The newsroom, which was part of a larger project undertaken by Qatar-based systems integrator, Salam Media Cast, amounted to 35% of the value of the project.

“The broadcaster had been planning a tapeless newsroom system for at least the last three years as some of the major decision makers at the station were used to working in similar environments and were aware of their benefits,” explains Fernando Carrasco, operations engineer and branch manager, VSN Middle East FZ-LLC.

“VSN itself was chosen because of its ease of use, compatibility with the Arabic language and seamless integration with the different modules of the newsroom system, namely ingest, playout, graphics system, wires feeds from news agencies and MAM,” he claims.

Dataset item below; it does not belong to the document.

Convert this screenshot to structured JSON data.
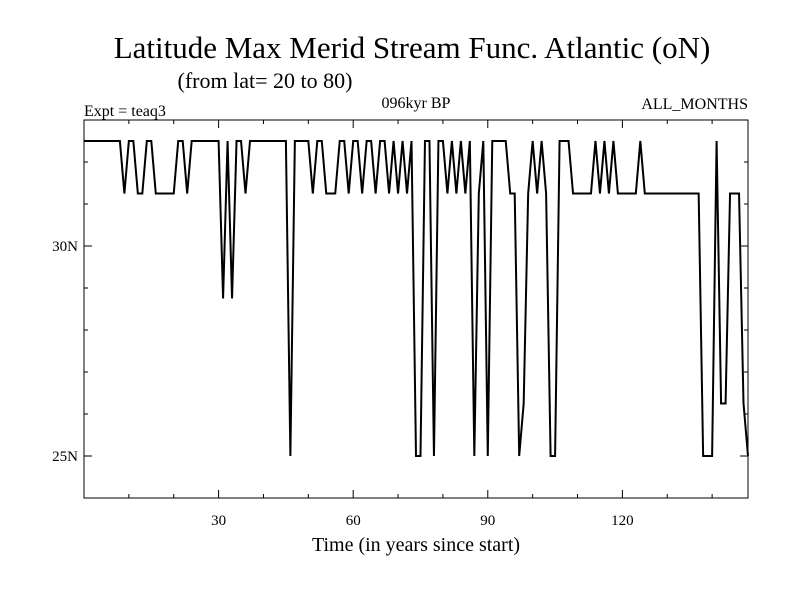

The newsroom installation covers 40 journalists’ desktops, eight postproduction non linear editing (NLE) suites as well as complete redundant PCR and MCR playouts. Once the basic installation was done, five engineers from VSN undertook the final configuration and also provided training for the system, Carrasco says.

“VSN undertook the training for the newsroom solution in two phases with a gap of two between each course. The idea was to give the operators and managers enough time to assimilate the concepts of a tapeless environment for news production so that they could come up a meaningful list of questions by the second stage of the training,” Carrasco explains.

“Separate training sessions were held for different modules and at least 15 people were trained for some modules although some were trained on all.

“The idea was for these 15 people to then train the end-user as they could speak Arabic and was more familiar with the workflow and the culture in the organisation,” he adds.

One of the major challenges of this installation as with most projects in the Middle East was the tight deadline.

“We had one month to deliver this. For an installation of this size that included integration with a Miranda graphics system, this placed a lot of pressure on us but we delivered. The integration with Miranda Graphics was also resolved via MOS protocol,” explains Carrasco.

“In the meantime, the system was assembled and tested extensively in VSN’s headquarters in Spain. Long hours and extra resources were allocated for this purpose as it’s very important to test everything, especially integration testing, before shipping. Otherwise, small issues at the final destination can spiral into big problems,” Carrasco adds.

VSN added that the installation has kept in mind future upgradeability and scalability.

“It would be very easy to upgrade any of the following including the number of video ingest lines, number of journalists, NLEs, MCR Playouts, PCR playouts, capacity of the online storage, capacity of the near-line storage and so on. This has been possible because VSN is a module-based solution and the present infrastructure of the system is set with ample margins to allow this upgrade,” concludes Carrasco.

A brief look at the newsroom workflow at Syrian TV

  • There are eight simultaneous lines to ingest content. The ingest is done simultaneously in high-res as well as low-res. A wires server captures all the feeds from the news agencies and stores them in the clustered database of the system.
  • The ingested video content is stored in a central storage that is RAID protected and includes redundancy. The central storage can handle a capacity of 1700 hours in DV25.
  • The journalists edit their news stories, having access to the MAM catalogue. They can also edit video in low-res and record the voice-over of the videos. The hi-res consolidation is done automatically in the background in the render farm.
  • The postproduction NLE can edit any clip in high-res whether news stories or promos
  • An archive system manages deep cataloging and storing of contents into an LTO4 robot library.
  • A redundant PCR playout for news programmes plays video clips and controls the teleprompter as well as the graphics system.
  • A redundant MCR playout has been installed for the main transmission system.